最近、その素晴らしさを再発見して、『つづれおり』をずっと聴いてます。音楽をやり始めて、こうやってデビューしてみたら、あらためてわかった、そんな発見がいっぱいあるんですよ。昔から聴いていたのに、毎回聴くたびに発見がある。「ああ、そこはこう歌ってたのか!」とか「あー、このハーモニー、おいしい!」とか(笑)。
英語だけど、すぐに理解できるようなわかりやすい歌詞。シンプルなんだけど、要所要所でぐっと曲が引き立つことをしているアレンジ。美しくて、充実していて……あらためて感動してリヴァイヴァルしてます。
J-WAVEの番組やライヴでも弾き語りでいろいろな曲をカヴァーさせてもらっていますけれど、キャロル・キングはいつ歌ってもいいですね。もう古今東西のたくさんのカヴァー作品がありますけど、自分でも工夫のしがいがあるっていうか。
同時代の共感があります
コリーヌ・ベイリー・レイの「ライク・ア・スター」は、たぶん最初はラジオから流れてきたのを聴いたんだと思います。こんなにメロウでアコースティックなナンバーがラジオから何度も流れるのがちょっと珍しかったし、素直に「ああ、いい曲だなー」って思いました。

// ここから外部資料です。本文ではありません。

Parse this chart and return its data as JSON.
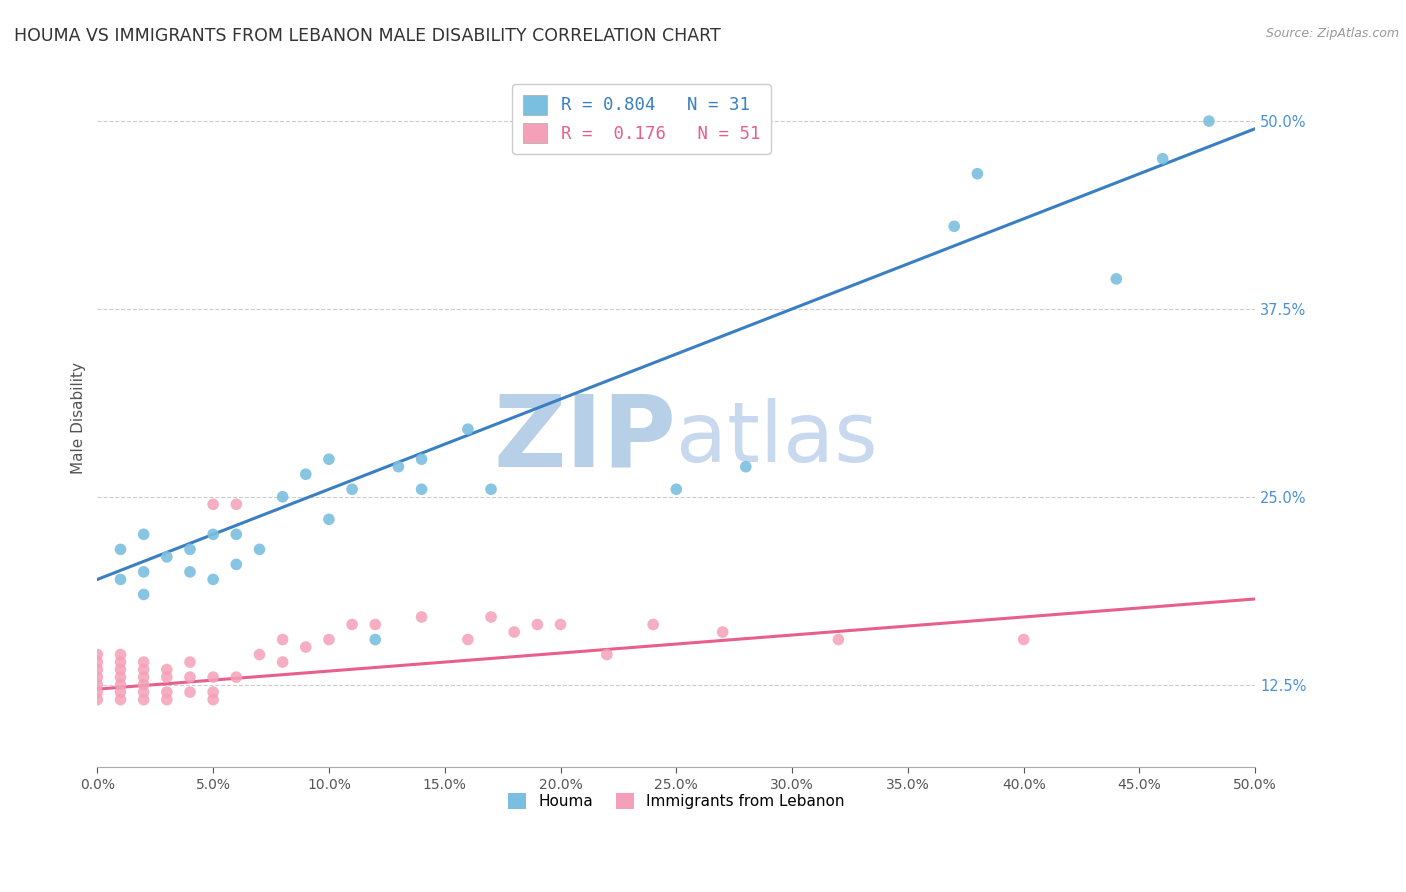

アメリカのメジャーなR&Bは、どんどん進化して変化していってますよね、例えばビヨンセにしてもNe-Yoにしても。私は彼らも大好きですけど、それとはまた違って、クラシックなよさ、ソウルのマナーを気持ちよく守っていて、でも、打ち込みも気持ちよく使っている……そんな風に現代的な要素もあって、コリーヌには共感できるんです。すぐ好きになりました。
テンポの遅い、BPM二桁が大好物の私ですけれど、たとえテンポは遅くても、例えばギターのカッティングがグルーヴしているとか、演奏やヴォーカルのニュアンスで、高揚感があるじゃないですか。単に速ければダンサブルっていうことではなくて、熱くて厚い演奏があればグルーヴできるって思うんですね。
そういうタイプのアーティストが、最近はイギリスや、オランダ、スウェーデンとか、ヨーロッパからたくさん出てくるのも、不思議で面白いですよね。そんな人たち、そしてアメリカの"ネオ・ソウル"系の人たちのアルバムは、いつも楽しみです。
母のストイックな姿勢はお手本です
YAYOIさんは、私の母親です(笑)。父、岩見淳三とのデュオでジャズを歌っています。小さい頃から彼女の歌を聴いて育った、やはり私の原点です。
とにかく、音楽に対して真面目な人なんです。ジャズ・シンガーなのでスタンダード・ナンバーはもちろん、いろいろな曲のカヴァーを歌うんですけれど、その曲の歌詞をしっかり覚えているんですよ。単に言葉を記憶しているだけじゃなくて、その意味までしっかり覚えているんです。音楽に対して、本当にストイックなんですね。
小さい頃から、ライヴの前に練習している姿をいつも見ていて、お母さんの歌は凄いなあって思ってました。特に声量が凄いとか、レンジが広いというわけではないんですけど、それこそニュアンスが素晴らしいというか。特に二人だけのデュオということもあると思うんですが、語尾の細かいところ、アレンジとのマッチングをどうするか、すごく繊細なところを父と話し合っていたりする。「ああ、そういう細かいところまで考えるんだなあ」って。
歌い方もそうだし、ちょっとしたテンポの違い、BPMにしたら0.5ぐらいの違いでも曲は違って聴こえるとか、そういった細かいところにこだわって歌いたいと思うのは、母親の影響です。
エリカ・バドゥのライヴ盤の話をしましたけれど、私は実はライヴ盤も大好物なんですね。古くはアレサ・フランクリン、ダニー・ハサウェイ。マックスウェルやディアンジェロのライヴ盤も大好きです。きっと、そんな「ライヴでのグルーヴ」に耳がいってしまうのも、両親のライヴを幼い頃から体験してきているかもしれないですね。